Martin provides an engaging introduction to Lonergan’s contribution to an answer to this question. He begins with existential concerns of contemporary readers and moves toward Lonergan’s theoretical understanding of economic activity, concluding with a recommendation for collaboration between theologians and economists in the dual process of healing from above (centered on grace and conversion) and creativity from below (the application of practical reason to the world’s concrete economic difficulties). Healing and Creativity in Economic Ethics begins with an overview of Catholic Social Teaching and economic anthropology. The text then examines radical and neo-conservative appropriations of Catholic teaching. Martin offers a fair case for the legitimate reading of papal encyclicals on both sides and leaves the reader with a genuine sense that something is missing. Lonergan’s way forward is a more humane economics that respects human sociality, the integrity of human intelligence, the concrete character of the human good, and the reality of grace.
Martin succeeds in introducing his reader to the many relevant sides of Lonergan’s thought in a clear and accessible style. His explanation of Lonergan’s economic theory is studded with examples from current business practice that may engage readers and students in lively discussion and provide familiar images to assist the reader’s understanding. Martin’s own appropriation of the history of economic theory is deliberately dialectical and indicates his own struggle for authenticity. There are no ‘black hats’ in this text, yet he is critical of ethically normative but nonspecific directives and of pragmatic mandates that do not respect the fullness of economic anthropology articulated in Catholic Social Teaching. Particularly instructive is his critical evaluation of tension between the aim and the method of ‘living wage’ proposals.
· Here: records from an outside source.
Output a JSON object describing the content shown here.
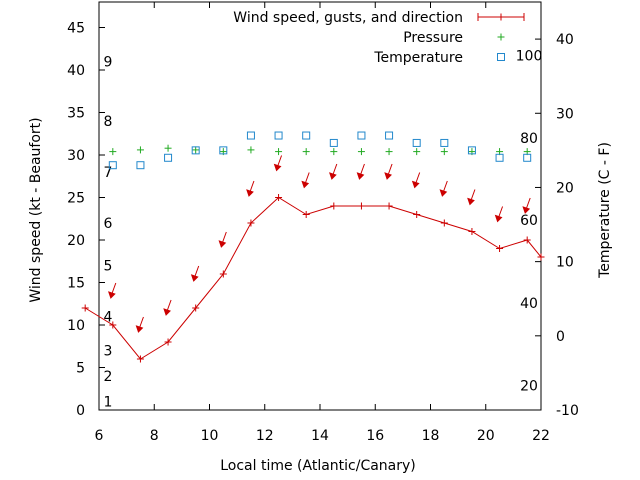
{
  "chart_data": {
    "type": "line",
    "xlabel": "Local time (Atlantic/Canary)",
    "ylabel_left": "Wind speed (kt - Beaufort)",
    "ylabel_right": "Temperature (C - F)",
    "x_ticks": [
      "6",
      "8",
      "10",
      "12",
      "14",
      "16",
      "18",
      "20",
      "22"
    ],
    "y_ticks_left": [
      "0",
      "5",
      "10",
      "15",
      "20",
      "25",
      "30",
      "35",
      "40",
      "45"
    ],
    "y_ticks_right": [
      "-10",
      "0",
      "10",
      "20",
      "30",
      "40"
    ],
    "beaufort_labels": [
      {
        "label": "1",
        "kt": 1
      },
      {
        "label": "2",
        "kt": 4
      },
      {
        "label": "3",
        "kt": 7
      },
      {
        "label": "4",
        "kt": 11
      },
      {
        "label": "5",
        "kt": 17
      },
      {
        "label": "6",
        "kt": 22
      },
      {
        "label": "7",
        "kt": 28
      },
      {
        "label": "8",
        "kt": 34
      },
      {
        "label": "9",
        "kt": 41
      }
    ],
    "fahrenheit_labels": [
      {
        "label": "20",
        "c": -6.7
      },
      {
        "label": "40",
        "c": 4.4
      },
      {
        "label": "60",
        "c": 15.6
      },
      {
        "label": "80",
        "c": 26.7
      },
      {
        "label": "100",
        "c": 37.8
      }
    ],
    "xlim": [
      6,
      22
    ],
    "ylim_left": [
      0,
      48
    ],
    "ylim_right": [
      -10,
      45
    ],
    "legend_position": "top-right",
    "colors": {
      "wind": "#cc0000",
      "pressure": "#22aa22",
      "temperature": "#2288cc"
    },
    "series": [
      {
        "name": "Wind speed, gusts, and direction",
        "axis": "left",
        "x": [
          5.5,
          6.5,
          7.5,
          8.5,
          9.5,
          10.5,
          11.5,
          12.5,
          13.5,
          14.5,
          15.5,
          16.5,
          17.5,
          18.5,
          19.5,
          20.5,
          21.5,
          22.0
        ],
        "y": [
          12,
          10,
          6,
          8,
          12,
          16,
          22,
          25,
          23,
          24,
          24,
          24,
          23,
          22,
          21,
          19,
          20,
          18
        ]
      },
      {
        "name": "Pressure",
        "axis": "left",
        "x": [
          6.5,
          7.5,
          8.5,
          9.5,
          10.5,
          11.5,
          12.5,
          13.5,
          14.5,
          15.5,
          16.5,
          17.5,
          18.5,
          19.5,
          20.5,
          21.5
        ],
        "y": [
          30.4,
          30.6,
          30.8,
          30.6,
          30.4,
          30.6,
          30.4,
          30.4,
          30.4,
          30.4,
          30.4,
          30.4,
          30.4,
          30.4,
          30.4,
          30.4
        ]
      },
      {
        "name": "Temperature",
        "axis": "right",
        "x": [
          6.5,
          7.5,
          8.5,
          9.5,
          10.5,
          11.5,
          12.5,
          13.5,
          14.5,
          15.5,
          16.5,
          17.5,
          18.5,
          19.5,
          20.5,
          21.5
        ],
        "y": [
          23,
          23,
          24,
          25,
          25,
          27,
          27,
          27,
          26,
          27,
          27,
          26,
          26,
          25,
          24,
          24
        ]
      }
    ],
    "wind_arrows": {
      "x": [
        6.5,
        7.5,
        8.5,
        9.5,
        10.5,
        11.5,
        12.5,
        13.5,
        14.5,
        15.5,
        16.5,
        17.5,
        18.5,
        19.5,
        20.5,
        21.5
      ],
      "y": [
        14,
        10,
        12,
        16,
        20,
        26,
        29,
        27,
        28,
        28,
        28,
        27,
        26,
        25,
        23,
        24
      ]
    }
  }
}
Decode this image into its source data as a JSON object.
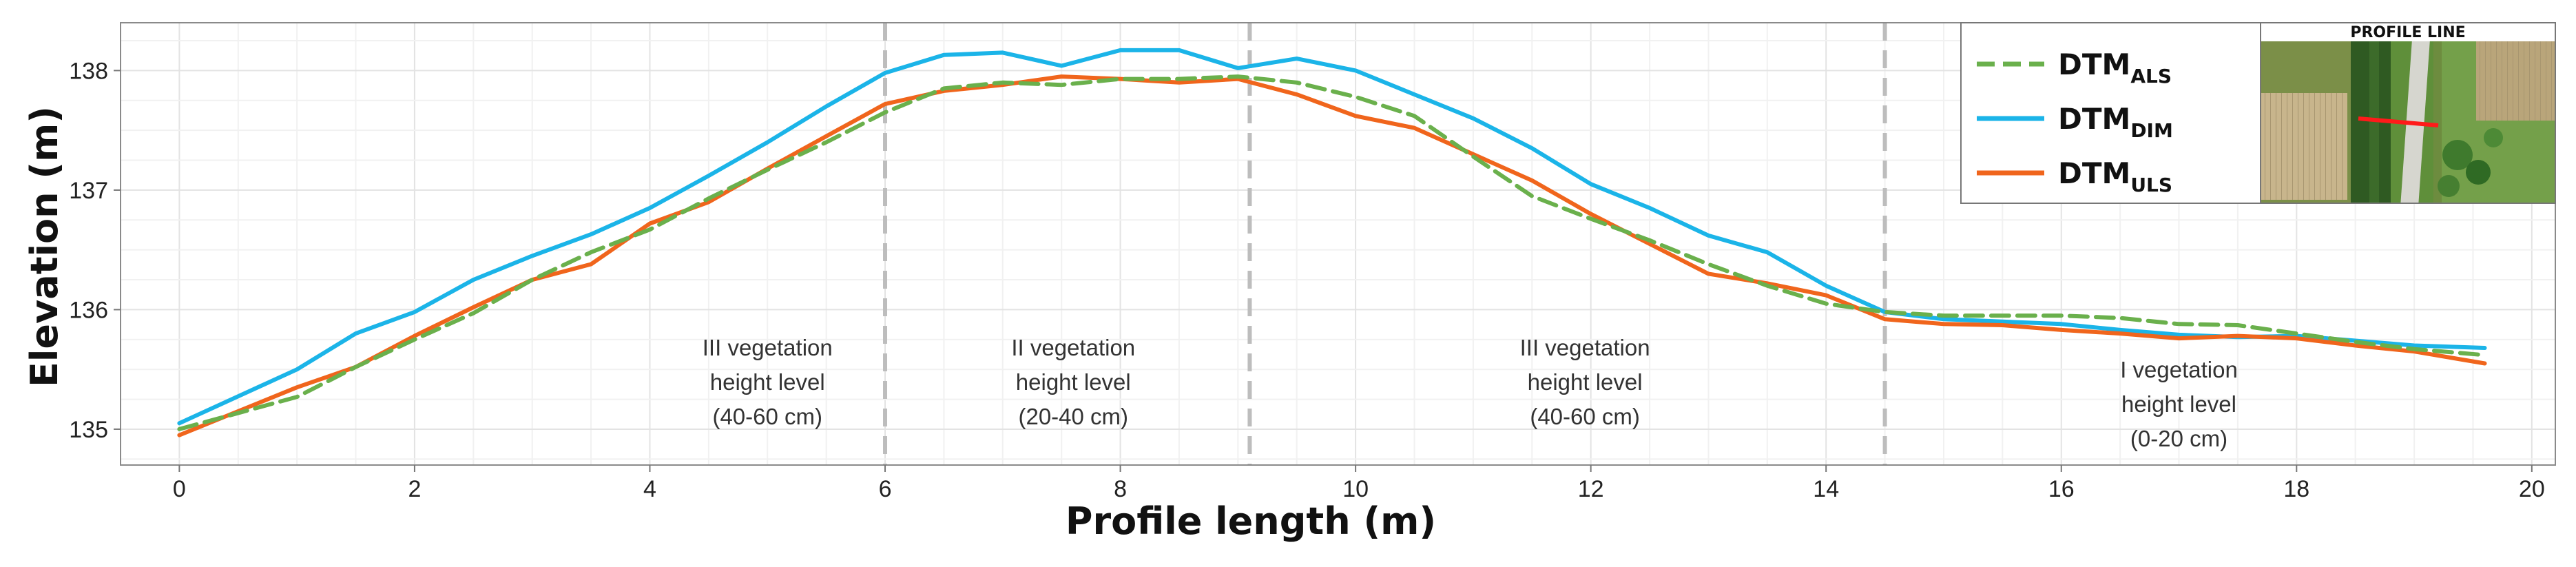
{
  "chart_data": {
    "type": "line",
    "title": "",
    "xlabel": "Profile length (m)",
    "ylabel": "Elevation (m)",
    "xlim": [
      -0.5,
      20.2
    ],
    "ylim": [
      134.7,
      138.4
    ],
    "xticks": [
      0,
      2,
      4,
      6,
      8,
      10,
      12,
      14,
      16,
      18,
      20
    ],
    "yticks": [
      135,
      136,
      137,
      138
    ],
    "grid": true,
    "legend_position": "top-right",
    "series": [
      {
        "name": "DTM",
        "subscript": "ALS",
        "color": "#6ab04c",
        "dash": "dashed",
        "x": [
          0,
          1,
          1.5,
          2,
          2.5,
          3,
          3.5,
          4,
          4.5,
          5,
          5.5,
          6,
          6.5,
          7,
          7.5,
          8,
          8.5,
          9,
          9.5,
          10,
          10.5,
          11,
          11.5,
          12,
          12.5,
          13,
          13.5,
          14,
          14.5,
          15,
          15.5,
          16,
          16.5,
          17,
          17.5,
          18,
          18.5,
          19,
          19.6
        ],
        "y": [
          135.0,
          135.27,
          135.52,
          135.75,
          135.97,
          136.25,
          136.48,
          136.67,
          136.93,
          137.17,
          137.4,
          137.65,
          137.85,
          137.9,
          137.88,
          137.93,
          137.93,
          137.95,
          137.9,
          137.78,
          137.62,
          137.28,
          136.95,
          136.76,
          136.58,
          136.38,
          136.2,
          136.05,
          135.98,
          135.95,
          135.95,
          135.95,
          135.93,
          135.88,
          135.87,
          135.8,
          135.73,
          135.67,
          135.62
        ]
      },
      {
        "name": "DTM",
        "subscript": "DIM",
        "color": "#1bb4e8",
        "dash": "solid",
        "x": [
          0,
          1,
          1.5,
          2,
          2.5,
          3,
          3.5,
          4,
          4.5,
          5,
          5.5,
          6,
          6.5,
          7,
          7.5,
          8,
          8.5,
          9,
          9.5,
          10,
          10.5,
          11,
          11.5,
          12,
          12.5,
          13,
          13.5,
          14,
          14.5,
          15,
          15.5,
          16,
          16.5,
          17,
          17.5,
          18,
          18.5,
          19,
          19.6
        ],
        "y": [
          135.05,
          135.5,
          135.8,
          135.98,
          136.25,
          136.45,
          136.63,
          136.85,
          137.12,
          137.4,
          137.7,
          137.98,
          138.13,
          138.15,
          138.04,
          138.17,
          138.17,
          138.02,
          138.1,
          138.0,
          137.8,
          137.6,
          137.35,
          137.05,
          136.85,
          136.62,
          136.48,
          136.2,
          135.98,
          135.92,
          135.9,
          135.88,
          135.83,
          135.79,
          135.77,
          135.78,
          135.74,
          135.7,
          135.68
        ]
      },
      {
        "name": "DTM",
        "subscript": "ULS",
        "color": "#f0651c",
        "dash": "solid",
        "x": [
          0,
          1,
          1.5,
          2,
          2.5,
          3,
          3.5,
          4,
          4.5,
          5,
          5.5,
          6,
          6.5,
          7,
          7.5,
          8,
          8.5,
          9,
          9.5,
          10,
          10.5,
          11,
          11.5,
          12,
          12.5,
          13,
          13.5,
          14,
          14.5,
          15,
          15.5,
          16,
          16.5,
          17,
          17.5,
          18,
          18.5,
          19,
          19.6
        ],
        "y": [
          134.95,
          135.35,
          135.52,
          135.78,
          136.02,
          136.25,
          136.38,
          136.72,
          136.9,
          137.18,
          137.45,
          137.72,
          137.83,
          137.88,
          137.95,
          137.93,
          137.9,
          137.93,
          137.8,
          137.62,
          137.52,
          137.3,
          137.08,
          136.8,
          136.55,
          136.3,
          136.22,
          136.12,
          135.92,
          135.88,
          135.87,
          135.83,
          135.8,
          135.76,
          135.78,
          135.76,
          135.7,
          135.65,
          135.55
        ]
      }
    ],
    "vertical_markers": [
      6.0,
      9.1,
      14.5
    ],
    "annotations": [
      {
        "x": 5.0,
        "lines": [
          "III vegetation",
          "height level",
          "(40-60 cm)"
        ]
      },
      {
        "x": 7.6,
        "lines": [
          "II vegetation",
          "height level",
          "(20-40 cm)"
        ]
      },
      {
        "x": 11.95,
        "lines": [
          "III vegetation",
          "height level",
          "(40-60 cm)"
        ]
      },
      {
        "x": 17.0,
        "lines": [
          "I vegetation",
          "height level",
          "(0-20 cm)"
        ]
      }
    ],
    "inset": {
      "title": "PROFILE LINE"
    }
  }
}
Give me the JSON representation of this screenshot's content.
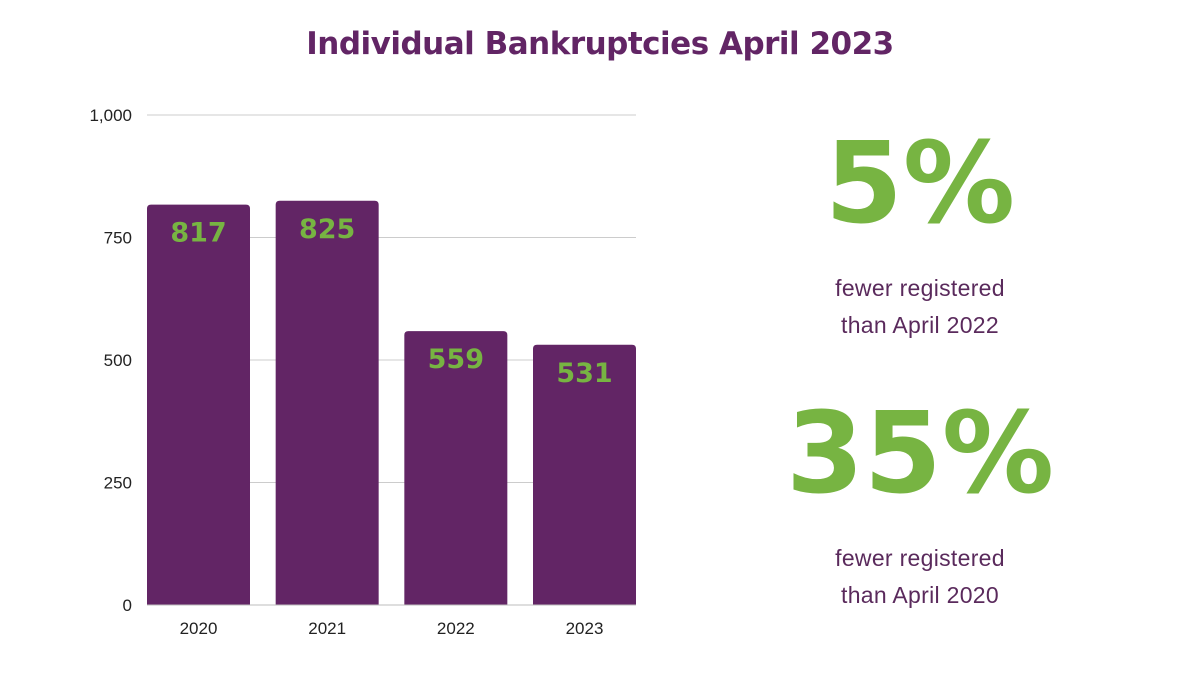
{
  "colors": {
    "bar": "#622565",
    "accent": "#77b442",
    "title": "#622565",
    "text": "#5a2a5c",
    "axis": "#222222",
    "grid": "#cccccc"
  },
  "chart_data": {
    "type": "bar",
    "title": "Individual Bankruptcies April 2023",
    "categories": [
      "2020",
      "2021",
      "2022",
      "2023"
    ],
    "values": [
      817,
      825,
      559,
      531
    ],
    "data_labels": [
      "817",
      "825",
      "559",
      "531"
    ],
    "xlabel": "",
    "ylabel": "",
    "ylim": [
      0,
      1000
    ],
    "yticks": [
      0,
      250,
      500,
      750,
      1000
    ],
    "ytick_labels": [
      "0",
      "250",
      "500",
      "750",
      "1,000"
    ],
    "grid": true,
    "legend": "none"
  },
  "stats": [
    {
      "value": "5%",
      "line1": "fewer registered",
      "line2": "than April 2022"
    },
    {
      "value": "35%",
      "line1": "fewer registered",
      "line2": "than April 2020"
    }
  ]
}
For all its promise, this is admittedly not a completely clean text. It should be noted in the diagram on p. 131 that the direction of the arrows on the lower left hand side labeled “E’” and “c’O’” should be reversed. Despite this, Marin’s book will provide a helpful resource for theologians struggling to understand history’s place in theology and to articulate an intelligent critique of current economic ideologies and practice. There is good reason to believe that the necessary corrections will be made in a second edition.